23 March 2012

PERSAHABATAN DAN KEEGOISAN

Source Image : Google
Sahabat...muncul kata itu dari seorang insan. Apakah arti dari kata tersebut ?
mungkin sahabat seseorang yang selalu traktir makan, bisa bercanda gurau dan banyak lagi. Tapi sebenarnya sahabat itu sendiri memiliki banyak perspektif. seseorang mengatakan seperti itu belum tentu bagi orang lain akan memiliki pemikiran yang sama. Jadi mengenai arti sahabat bisa dijawab sesuai setiap hati insan. Maka dari sahabat muncul sebuah ikatan yaitu Persahabatan. Jadi berbahagia bagi insan yang memiliki sahabat dan menjaga baik persahabatan tersebut. Karena hanya sahabat lah tempat engkau berbagi kelu kesah dan kebahagiaan dikala jauh dari orang yang dicintai dan keluarga. Genggam dan ikat lah tali persahabatan jangan sampai terpisah.
Tapi didalam sebuah persahabatan tidak lah lengkap dan indah tanpa ada sebuah keegoisan setiap insan. Hal itu tidak bisa dihindar atau munafik, bahkan egois lah yang membuat dan menjaga persahabatan tersebut. Karena tidak lah mungkin tanpa sebuah keegoisan tersebut terbentuk sebuah sahabat dan persahabatan yang saling memahami dan  mengerti tentang setiap pribadi insan yang ada. Sehingga keegoisan dalam persahabatan membuat insan harus mengerti dan memahami dari sahabatnya dan persahabatan akan seperti apa. Dari situ mulai timbul saling mempelajari perilaku dan sifat setiap insan.
Tapi bukan berarti dengan begitu keegoisan diharuskan didalam sebuah persahabatan ? Tidak, keegoisan harus direndam didalam persahabatan, tetapi kadang kala didalam persahabatan selalu timbul yang namanya keegoisan, dan hal itu tidak bisa munafik lagi. Tetapi dari persahabatan mulai belajar bagaimana menepis semua keegoisan-keegoisan yang ada.

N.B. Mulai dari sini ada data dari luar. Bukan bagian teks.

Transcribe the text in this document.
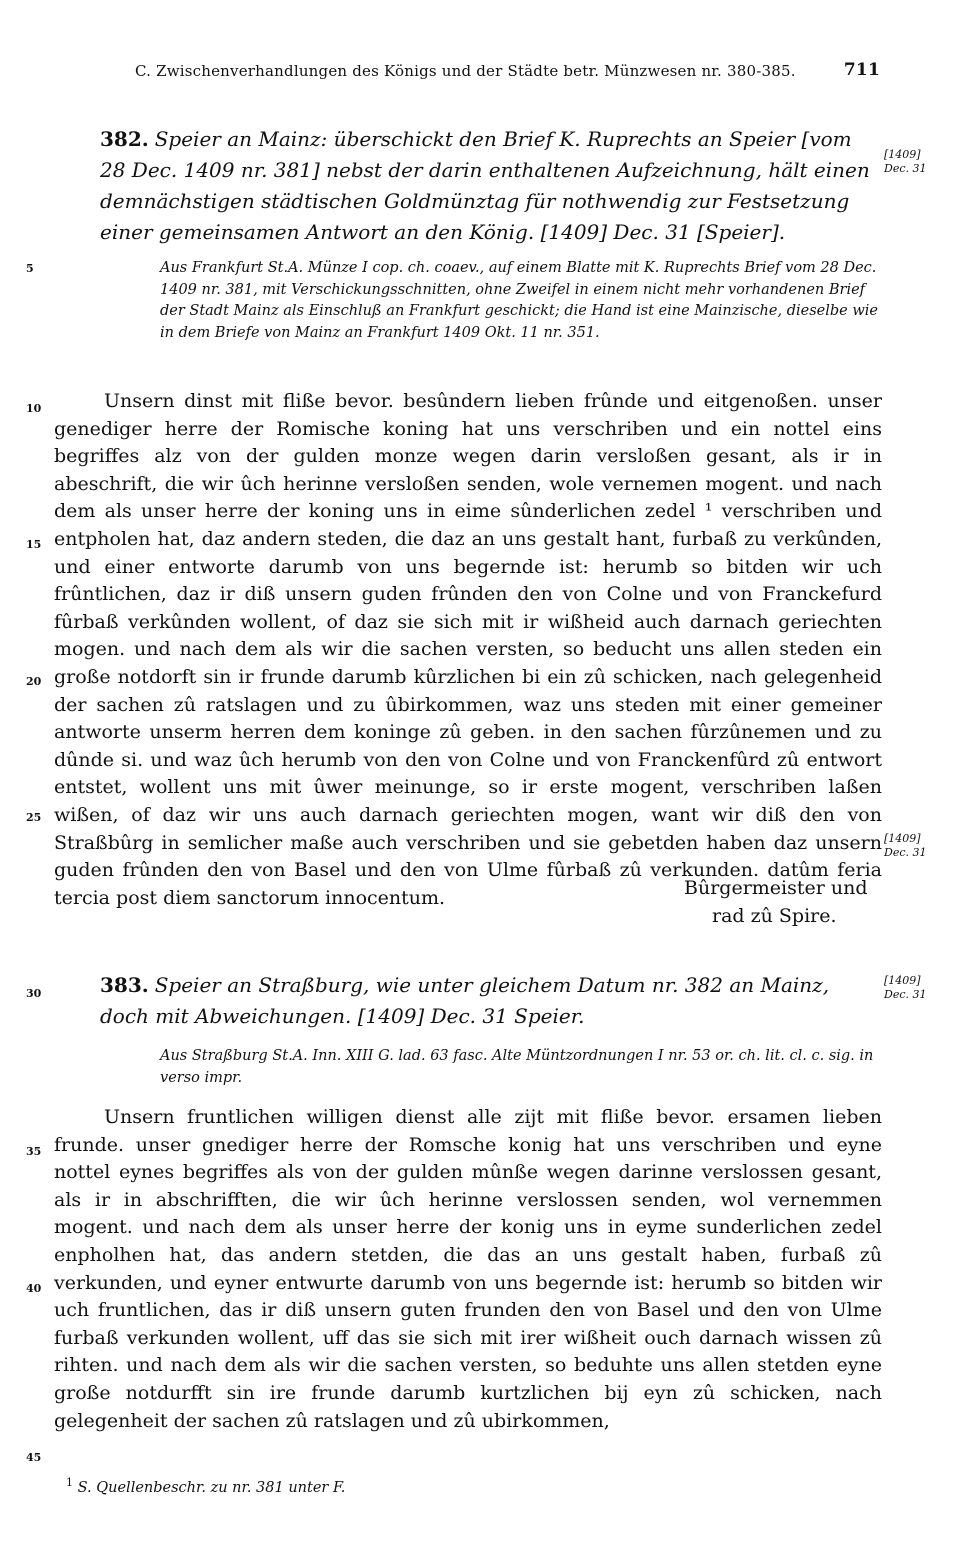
C. Zwischenverhandlungen des Königs und der Städte betr. Münzwesen nr. 380-385.	711
5
10
15
20
25
30
35
40
45
382. Speier an Mainz: überschickt den Brief K. Ruprechts an Speier [vom 28 Dec. 1409 nr. 381] nebst der darin enthaltenen Aufzeichnung, hält einen demnächstigen städtischen Goldmünztag für nothwendig zur Festsetzung einer gemeinsamen Antwort an den König. [1409] Dec. 31 [Speier].
[1409]
Dec. 31
Aus Frankfurt St.A. Münze I cop. ch. coaev., auf einem Blatte mit K. Ruprechts Brief vom 28 Dec. 1409 nr. 381, mit Verschickungsschnitten, ohne Zweifel in einem nicht mehr vorhandenen Brief der Stadt Mainz als Einschluß an Frankfurt geschickt; die Hand ist eine Mainzische, dieselbe wie in dem Briefe von Mainz an Frankfurt 1409 Okt. 11 nr. 351.

Unsern dinst mit fliße bevor. besûndern lieben frûnde und eitgenoßen. unser genediger herre der Romische koning hat uns verschriben und ein nottel eins begriffes alz von der gulden monze wegen darin versloßen gesant, als ir in abeschrift, die wir ûch herinne versloßen senden, wole vernemen mogent. und nach dem als unser herre der koning uns in eime sûnderlichen zedel ¹ verschriben und entpholen hat, daz andern steden, die daz an uns gestalt hant, furbaß zu verkûnden, und einer entworte darumb von uns begernde ist: herumb so bitden wir uch frûntlichen, daz ir diß unsern guden frûnden den von Colne und von Franckefurd fûrbaß verkûnden wollent, of daz sie sich mit ir wißheid auch darnach geriechten mogen. und nach dem als wir die sachen versten, so beducht uns allen steden ein große notdorft sin ir frunde darumb kûrzlichen bi ein zû schicken, nach gelegenheid der sachen zû ratslagen und zu ûbirkommen, waz uns steden mit einer gemeiner antworte unserm herren dem koninge zû geben. in den sachen fûrzûnemen und zu dûnde si. und waz ûch herumb von den von Colne und von Franckenfûrd zû entwort entstet, wollent uns mit ûwer meinunge, so ir erste mogent, verschriben laßen wißen, of daz wir uns auch darnach geriechten mogen, want wir diß den von Straßbûrg in semlicher maße auch verschriben und sie gebetden haben daz unsern guden frûnden den von Basel und den von Ulme fûrbaß zû verkunden. datûm feria tercia post diem sanctorum innocentum.

[1409]
Dec. 31
Bûrgermeister und
rad zû Spire.
383. Speier an Straßburg, wie unter gleichem Datum nr. 382 an Mainz, doch mit Abweichungen. [1409] Dec. 31 Speier.
[1409]
Dec. 31
Aus Straßburg St.A. Inn. XIII G. lad. 63 fasc. Alte Müntzordnungen I nr. 53 or. ch. lit. cl. c. sig. in verso impr.

Unsern fruntlichen willigen dienst alle zijt mit fliße bevor. ersamen lieben frunde. unser gnediger herre der Romsche konig hat uns verschriben und eyne nottel eynes begriffes als von der gulden mûnße wegen darinne verslossen gesant, als ir in abschrifften, die wir ûch herinne verslossen senden, wol vernemmen mogent. und nach dem als unser herre der konig uns in eyme sunderlichen zedel enpholhen hat, das andern stetden, die das an uns gestalt haben, furbaß zû verkunden, und eyner entwurte darumb von uns begernde ist: herumb so bitden wir uch fruntlichen, das ir diß unsern guten frunden den von Basel und den von Ulme furbaß verkunden wollent, uff das sie sich mit irer wißheit ouch darnach wissen zû rihten. und nach dem als wir die sachen versten, so beduhte uns allen stetden eyne große notdurfft sin ire frunde darumb kurtzlichen bij eyn zû schicken, nach gelegenheit der sachen zû ratslagen und zû ubirkommen,

$^1$ S. Quellenbeschr. zu nr. 381 unter F.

Justru dengan persahabatan bisa saling belajar kedewasaan karena akan saling merasakan dan mengalami langsung.
Maka berbahagia bagi insan yang bisa menghilangkan keegoisan didalam persahabatan, karena sebenarnya didalam persahabatan keegoisan merupakan cobaan dan tantangan setiap insan, bagaimana harus menghadapi dan menanggapi semua keegoisan masing-masing agar bisa mencapai sebuah persahabatan yang sejati tanpa kehadiran keegoisan dan indivualisme, justru kebersamaan dan kepercayaan yang muncul didalam hati setiap insan.